Mexico’s Municipal Fragmentation: A Question of Viability

Map showing municipal divisions in Mexico

Classical regional geography identified comarcas as natural regions whose human and historical characteristics would be determined (geographic determinism) or at least influenced by physical factors, primarily by relief and rivers (which mark their boundaries and define areas with similar climate, vegetation, or soils).

The complexity of Mexico’s geography, its compartmentalized relief, and the multiplicity of climates entail a great variety of differentiated natural regions. The complexity of its history has also forged different idiosyncrasies and particularisms in each comarca. In this way, we can find the Comarca Lagunera, El Bajío, or La Mixteca.

In Spain, the Law Regulating the Bases of the Local Regime (LRBRL) dedicates its Article 42 to comarcas, whose denomination and treatment can be different, according to autonomy statutes. Few autonomous communities have decided to give legal existence to their comarcas, through intermediate institutions between municipalities and provinces, as is the case in Aragon, Catalonia, or Castilla y León, which only has the Comarca de El Bierzo. Although there can also be those that exceed the territory corresponding to a single province, as enabled by Article 42.2 of the LRBRL.

Due to their relationship with the rural environment and agricultural products, many comarcas are identified with the designations of origin that protect their local production, as in the case of cheeses and wines.

In the opinion of López and Benito (1999), there is a need to drastically reduce the number of municipalities and give way to a more rational and better-equipped local administration.
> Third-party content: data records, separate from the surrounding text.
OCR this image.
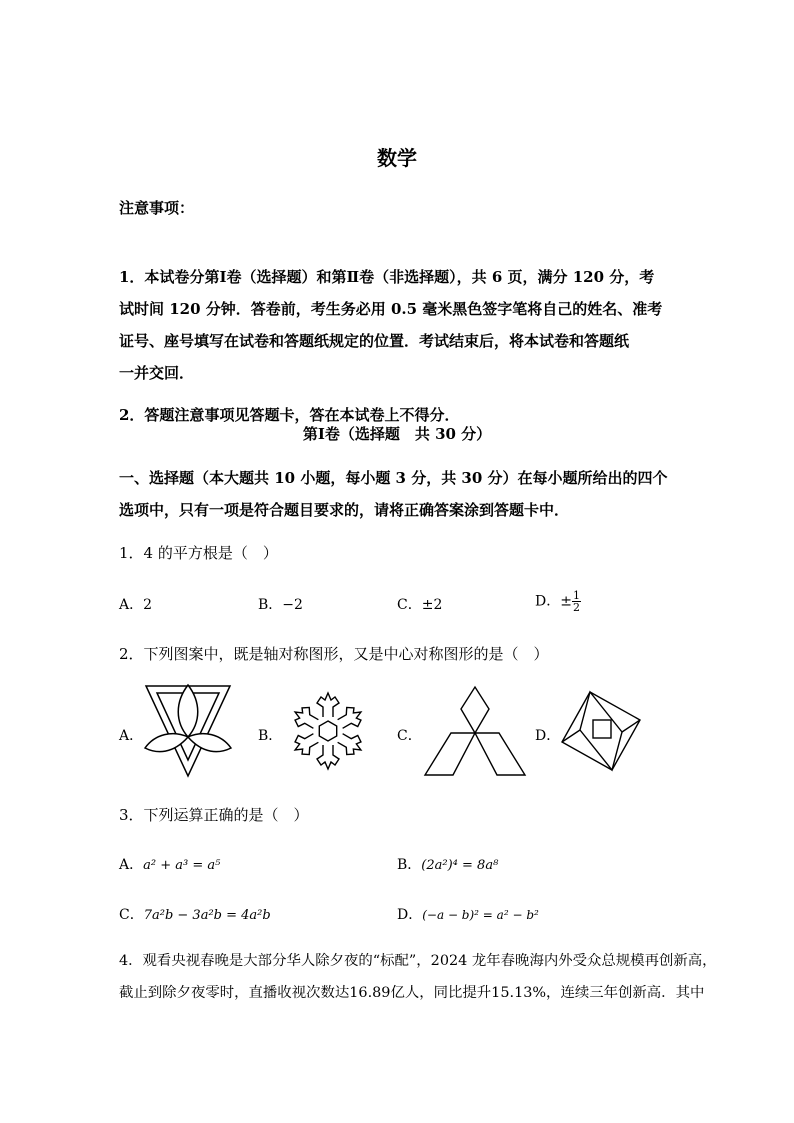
数学
注意事项：
1．本试卷分第Ⅰ卷（选择题）和第Ⅱ卷（非选择题），共 6 页，满分 120 分，考
试时间 120 分钟．答卷前，考生务必用 0.5 毫米黑色签字笔将自己的姓名、准考
证号、座号填写在试卷和答题纸规定的位置．考试结束后，将本试卷和答题纸
一并交回．
2．答题注意事项见答题卡，答在本试卷上不得分．
第Ⅰ卷（选择题　共 30 分）
一、选择题（本大题共 10 小题，每小题 3 分，共 30 分）在每小题所给出的四个
选项中，只有一项是符合题目要求的，请将正确答案涂到答题卡中．
1．4 的平方根是（　）
A．2	B．−2	C．±2	D．± $\frac{1}{2}$
2．下列图案中，既是轴对称图形，又是中心对称图形的是（　）
A．	B．	C．	D．
3．下列运算正确的是（　）
A．a² + a³ = a⁵	B．(2a²)⁴ = 8a⁸
C．7a²b − 3a²b = 4a²b	D．(−a − b)² = a² − b²
4．观看央视春晚是大部分华人除夕夜的“标配”，2024 龙年春晚海内外受众总规模再创新高，
截止到除夕夜零时，直播收视次数达16.89亿人，同比提升15.13%，连续三年创新高．其中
In contrast, the Spanish situation is that it has 8,116 micromunicipalities, with a cantonal model that only a municipal merger law could confront, given the proven lack of willingness to integrate by the municipalities themselves. The problems of the fragmentation of the Spanish municipal map persist without a profound reform to modify it (Riera, Haas, Amer, and Vilaplana, 2005).

This situation differs greatly from that existing in the United Kingdom, Germany, or Belgium, the latter country where the reform carried out starting in 1977 reduced the more than two thousand communes existing until then to 581 currently, having as objectives the consolidation of viable entities by the number of residents, adequate surface area, and appropriate financial means, even if criteria of more direct political participation are sacrificed for this.

All of the above raises a question that I leave for reflection. In Mexico, with around 2,478 municipalities, most of them without economic viability, would they be willing to merge their governments, territories, and populations?